Mereka ingin membunuh semua penculik namun menyelamatkan sekitar 150 sandera: pria, wanita, anak-anak dan orang dewasa yang lebih tua, yang diseret Hamas melintasi perbatasan dan mengancam akan membunuh jika Israel menargetkan warga sipil.
Pada akhirnya, Israel mungkin memutuskan untuk dengan enggan meninggalkan Hamas yang berkuasa di Gaza daripada mengambil risiko pada alternatif yang lebih buruk.
Berikut ini adalah pilihan-pilihan yang dihadapi Israel di masa depan.
Serangan Darat Yang Berisiko
Israel nampaknya semakin mungkin melancarkan serangan darat ke Gaza, sesuatu yang telah dilakukannya dalam dua dari empat perang sebelumnya dengan Hamas. Militer Israel telah menginvestasikan sumber daya yang sangat besar untuk skenario seperti itu, bahkan membangun pangkalan pelatihan di gurun selatan yang dimaksudkan untuk meniru lanskap perkotaan Gaza.

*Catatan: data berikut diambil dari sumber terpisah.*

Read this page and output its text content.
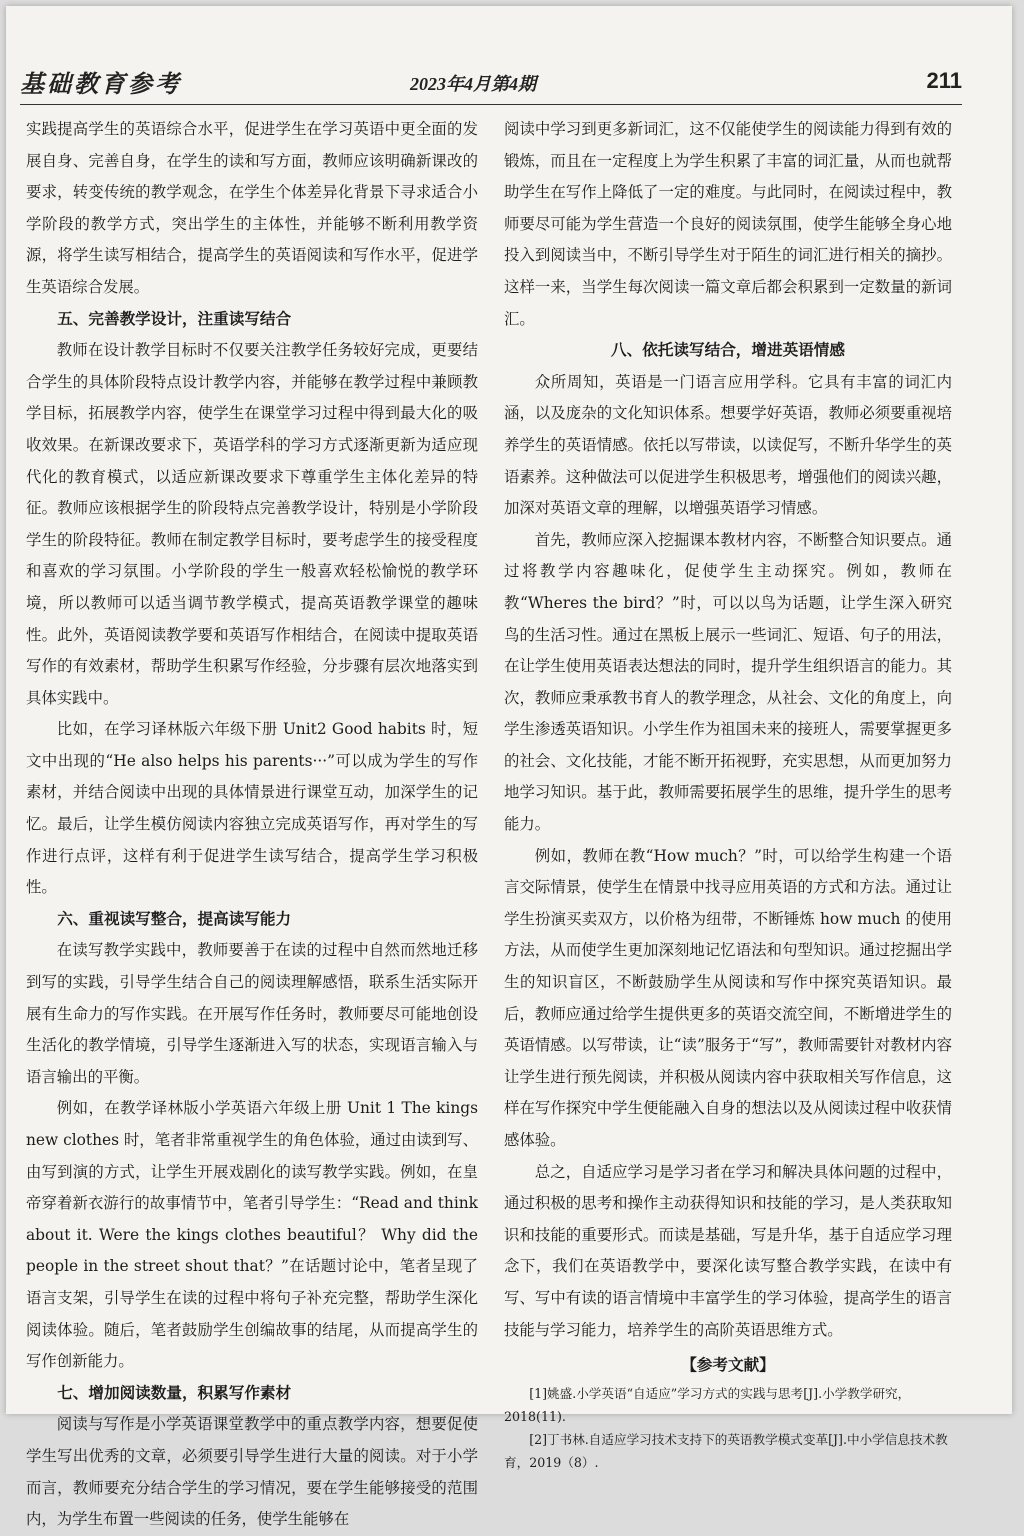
基础教育参考	2023年4月第4期	211

实践提高学生的英语综合水平，促进学生在学习英语中更全面的发展自身、完善自身，在学生的读和写方面，教师应该明确新课改的要求，转变传统的教学观念，在学生个体差异化背景下寻求适合小学阶段的教学方式，突出学生的主体性，并能够不断利用教学资源，将学生读写相结合，提高学生的英语阅读和写作水平，促进学生英语综合发展。

五、完善教学设计，注重读写结合

教师在设计教学目标时不仅要关注教学任务较好完成，更要结合学生的具体阶段特点设计教学内容，并能够在教学过程中兼顾教学目标，拓展教学内容，使学生在课堂学习过程中得到最大化的吸收效果。在新课改要求下，英语学科的学习方式逐渐更新为适应现代化的教育模式，以适应新课改要求下尊重学生主体化差异的特征。教师应该根据学生的阶段特点完善教学设计，特别是小学阶段学生的阶段特征。教师在制定教学目标时，要考虑学生的接受程度和喜欢的学习氛围。小学阶段的学生一般喜欢轻松愉悦的教学环境，所以教师可以适当调节教学模式，提高英语教学课堂的趣味性。此外，英语阅读教学要和英语写作相结合，在阅读中提取英语写作的有效素材，帮助学生积累写作经验，分步骤有层次地落实到具体实践中。

比如，在学习译林版六年级下册 Unit2 Good habits 时，短文中出现的“He also helps his parents···”可以成为学生的写作素材，并结合阅读中出现的具体情景进行课堂互动，加深学生的记忆。最后，让学生模仿阅读内容独立完成英语写作，再对学生的写作进行点评，这样有利于促进学生读写结合，提高学生学习积极性。

六、重视读写整合，提高读写能力

在读写教学实践中，教师要善于在读的过程中自然而然地迁移到写的实践，引导学生结合自己的阅读理解感悟，联系生活实际开展有生命力的写作实践。在开展写作任务时，教师要尽可能地创设生活化的教学情境，引导学生逐渐进入写的状态，实现语言输入与语言输出的平衡。

例如，在教学译林版小学英语六年级上册 Unit 1 The kings new clothes 时，笔者非常重视学生的角色体验，通过由读到写、由写到演的方式，让学生开展戏剧化的读写教学实践。例如，在皇帝穿着新衣游行的故事情节中，笔者引导学生：“Read and think about it. Were the kings clothes beautiful？ Why did the people in the street shout that？”在话题讨论中，笔者呈现了语言支架，引导学生在读的过程中将句子补充完整，帮助学生深化阅读体验。随后，笔者鼓励学生创编故事的结尾，从而提高学生的写作创新能力。

七、增加阅读数量，积累写作素材

阅读与写作是小学英语课堂教学中的重点教学内容，想要促使学生写出优秀的文章，必须要引导学生进行大量的阅读。对于小学而言，教师要充分结合学生的学习情况，要在学生能够接受的范围内，为学生布置一些阅读的任务，使学生能够在

阅读中学习到更多新词汇，这不仅能使学生的阅读能力得到有效的锻炼，而且在一定程度上为学生积累了丰富的词汇量，从而也就帮助学生在写作上降低了一定的难度。与此同时，在阅读过程中，教师要尽可能为学生营造一个良好的阅读氛围，使学生能够全身心地投入到阅读当中，不断引导学生对于陌生的词汇进行相关的摘抄。这样一来，当学生每次阅读一篇文章后都会积累到一定数量的新词汇。

八、依托读写结合，增进英语情感

众所周知，英语是一门语言应用学科。它具有丰富的词汇内涵，以及庞杂的文化知识体系。想要学好英语，教师必须要重视培养学生的英语情感。依托以写带读，以读促写，不断升华学生的英语素养。这种做法可以促进学生积极思考，增强他们的阅读兴趣，加深对英语文章的理解，以增强英语学习情感。

首先，教师应深入挖掘课本教材内容，不断整合知识要点。通过将教学内容趣味化，促使学生主动探究。例如，教师在教“Wheres the bird？”时，可以以鸟为话题，让学生深入研究鸟的生活习性。通过在黑板上展示一些词汇、短语、句子的用法，在让学生使用英语表达想法的同时，提升学生组织语言的能力。其次，教师应秉承教书育人的教学理念，从社会、文化的角度上，向学生渗透英语知识。小学生作为祖国未来的接班人，需要掌握更多的社会、文化技能，才能不断开拓视野，充实思想，从而更加努力地学习知识。基于此，教师需要拓展学生的思维，提升学生的思考能力。

例如，教师在教“How much？”时，可以给学生构建一个语言交际情景，使学生在情景中找寻应用英语的方式和方法。通过让学生扮演买卖双方，以价格为纽带，不断锤炼 how much 的使用方法，从而使学生更加深刻地记忆语法和句型知识。通过挖掘出学生的知识盲区，不断鼓励学生从阅读和写作中探究英语知识。最后，教师应通过给学生提供更多的英语交流空间，不断增进学生的英语情感。以写带读，让“读”服务于“写”，教师需要针对教材内容让学生进行预先阅读，并积极从阅读内容中获取相关写作信息，这样在写作探究中学生便能融入自身的想法以及从阅读过程中收获情感体验。

总之，自适应学习是学习者在学习和解决具体问题的过程中，通过积极的思考和操作主动获得知识和技能的学习，是人类获取知识和技能的重要形式。而读是基础，写是升华，基于自适应学习理念下，我们在英语教学中，要深化读写整合教学实践，在读中有写、写中有读的语言情境中丰富学生的学习体验，提高学生的语言技能与学习能力，培养学生的高阶英语思维方式。

【参考文献】

[1]姚盛.小学英语“自适应”学习方式的实践与思考[J].小学教学研究，2018(11).

[2]丁书林.自适应学习技术支持下的英语教学模式变革[J].中小学信息技术教育，2019（8）.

Serangan darat akan memberikan pesan yang kuat, dan pasukan yang beroperasi di Gaza mungkin memiliki peluang lebih besar untuk membunuh para pemimpin Hamas dan menyelamatkan sandera.
Serangan seperti itu berpotensi menimbulkan korban jiwa yang jauh lebih besar di kedua belah pihak. Dan hal ini akan melibatkan pertempuran jalanan dengan militan Hamas yang telah bertahun-tahun menyiapkan terowongan dan perangkap.

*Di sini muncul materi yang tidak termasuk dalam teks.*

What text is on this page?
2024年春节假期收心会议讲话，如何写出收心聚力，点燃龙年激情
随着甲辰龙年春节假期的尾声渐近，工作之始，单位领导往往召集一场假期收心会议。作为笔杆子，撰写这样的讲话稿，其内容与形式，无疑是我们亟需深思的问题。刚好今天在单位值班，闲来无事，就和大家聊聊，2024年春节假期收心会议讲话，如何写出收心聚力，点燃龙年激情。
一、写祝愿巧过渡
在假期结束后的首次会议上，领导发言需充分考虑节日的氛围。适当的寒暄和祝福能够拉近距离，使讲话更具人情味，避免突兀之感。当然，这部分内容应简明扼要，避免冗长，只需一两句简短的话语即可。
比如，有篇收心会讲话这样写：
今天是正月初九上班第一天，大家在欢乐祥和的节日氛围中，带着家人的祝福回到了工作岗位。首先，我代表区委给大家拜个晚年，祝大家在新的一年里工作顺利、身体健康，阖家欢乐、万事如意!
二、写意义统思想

Para pemimpin Hamas mengatakan mereka merencanakan operasi akhir pekan lalu selama lebih dari setahun dan telah mempersiapkan segala skenario, termasuk perang habis-habisan. Serangan darat bahkan bisa menguntungkan mereka.
Giora Eiland, pensiunan jenderal dan mantan kepala Dewan Keamanan Nasional Israel, mengatakan operasi darat akan menjadi “kesalahan besar”, tentara harus membersihkan setiap rumah dan menghilangkan jebakan dari terowongan sepanjang beberapa kilometer, sambil memerangi ribuan militan Hamas.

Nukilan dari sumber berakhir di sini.